The inauguration of the clinic does not only mean that there will be professional nurses in the village, but it will at least cut her gruesome trips to Hloahloeng Ha-Nkau to get pills for her patients.
“I would wake up early in the morning and walk to Ha-Nkau clinic for four or more hours to get drugs for the patients,” Sello says.

“Ha-Nkau is very far from here, which means I would start my journey when it was still dark. In most cases I walked because of lack of transport,” she says.
“The clinic in Ha-Nkau opens at 8am and I would target to be there when it opens or at least a short time after it opened.”
At the Ha-Nkau clinic, she would also get latex gloves to protect herself against contracting infectious diseases, and condoms to distribute freely to the villagers as part of HIV and other sexually transmitted diseases prevention.

“To be a village health worker requires dedication,” she says.
Travelling in Hloahloeng constituency itself is gruesome because of the mountainous terrain full of round basalt rocks that roll when stepped on.
If one is travelling on horseback, they must be a skilled rider.

There is only one road that connects the neighbouring Qacha’s Nek and Maseru.
Many areas in the constituency do not even have primary schools.
Some people in the constituency say they have never seen anybody working for the government except nurses at Ha-Nkau clinic, policemen who often pass through their villages on horseback and of course their chiefs or headmen.

This explains why it is important to have one of their own as a village health worker, someone who has basic training on home-based health care.
Many villagers are illiterate and they need someone to interpret the nurses’ instructions and what is written in their health booklets.
Because of their backward circumstances many still believe they are bewitched when they fall ill.
Sello describes her work as “a sacrifice”.

In Lesotho, temperatures drop to below zero at night and mornings and it is worse in the mountainous regions where Sello sometimes has to visit.
Sello says sometimes she is afraid to walk alone in the dark and she asks her husband to accompany her.
“This job is not easy at all,” she says.

However, her commitment to the health of her fellow rural folk means she will continue despite the poor monetary rewards.
A health worker gets M400 per month, not for her personal use as a stipend but for spending on helping the sick.

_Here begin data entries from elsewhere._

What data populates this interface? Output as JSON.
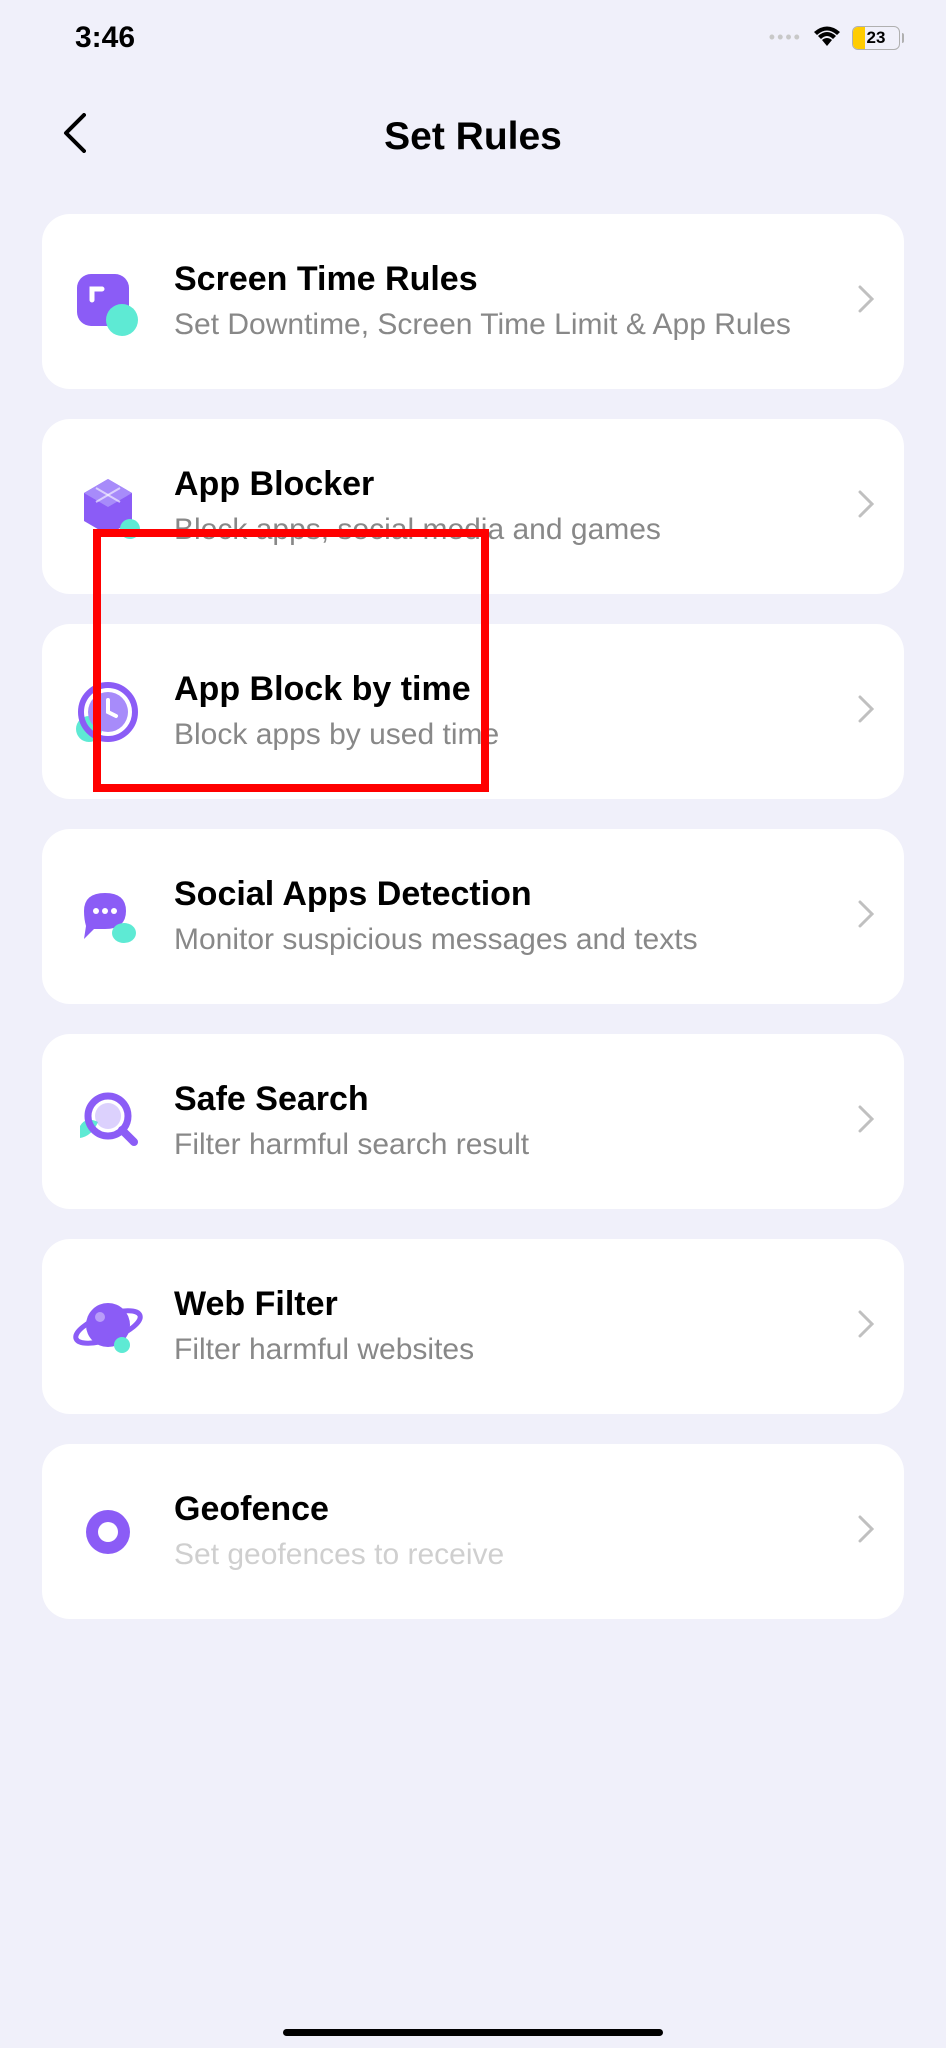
{
  "status": {
    "time": "3:46",
    "battery": "23"
  },
  "header": {
    "title": "Set Rules"
  },
  "items": [
    {
      "id": "screen-time",
      "title": "Screen Time Rules",
      "desc": "Set Downtime, Screen Time Limit & App Rules"
    },
    {
      "id": "app-blocker",
      "title": "App Blocker",
      "desc": "Block apps, social media and games"
    },
    {
      "id": "app-block-time",
      "title": "App Block by time",
      "desc": "Block apps by used time"
    },
    {
      "id": "social-detection",
      "title": "Social Apps Detection",
      "desc": "Monitor suspicious messages and texts"
    },
    {
      "id": "safe-search",
      "title": "Safe Search",
      "desc": "Filter harmful search result"
    },
    {
      "id": "web-filter",
      "title": "Web Filter",
      "desc": "Filter harmful websites"
    },
    {
      "id": "geofence",
      "title": "Geofence",
      "desc": "Set geofences to receive"
    }
  ]
}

“This money is too little. There are too many sick people in these villages and you end up spending your own money on them because this one given by the government is finished,” she says.
Minister Kabi announced last Friday that the government was considering doubling money paid to the health workers.
Kabi also promised that village health workers would be paid some allowance for their personal use after realising the dedication that goes with the work. For villagers, the opening of the clinic came as a relief.

Phoka Seeiso, a local villager, said many people have died while some have used a lot of money travelling to Ha-Nkau Clinic.
He said a return fare is M60 per person, forcing those without the money to stay at home.

Hloahloeng MP Ntlhoi Motsamai said there are only two clinics in that constituency at Ha Nkau and Koebunyane.
“This makes people not to go for regular check-ups,” Motsamai said.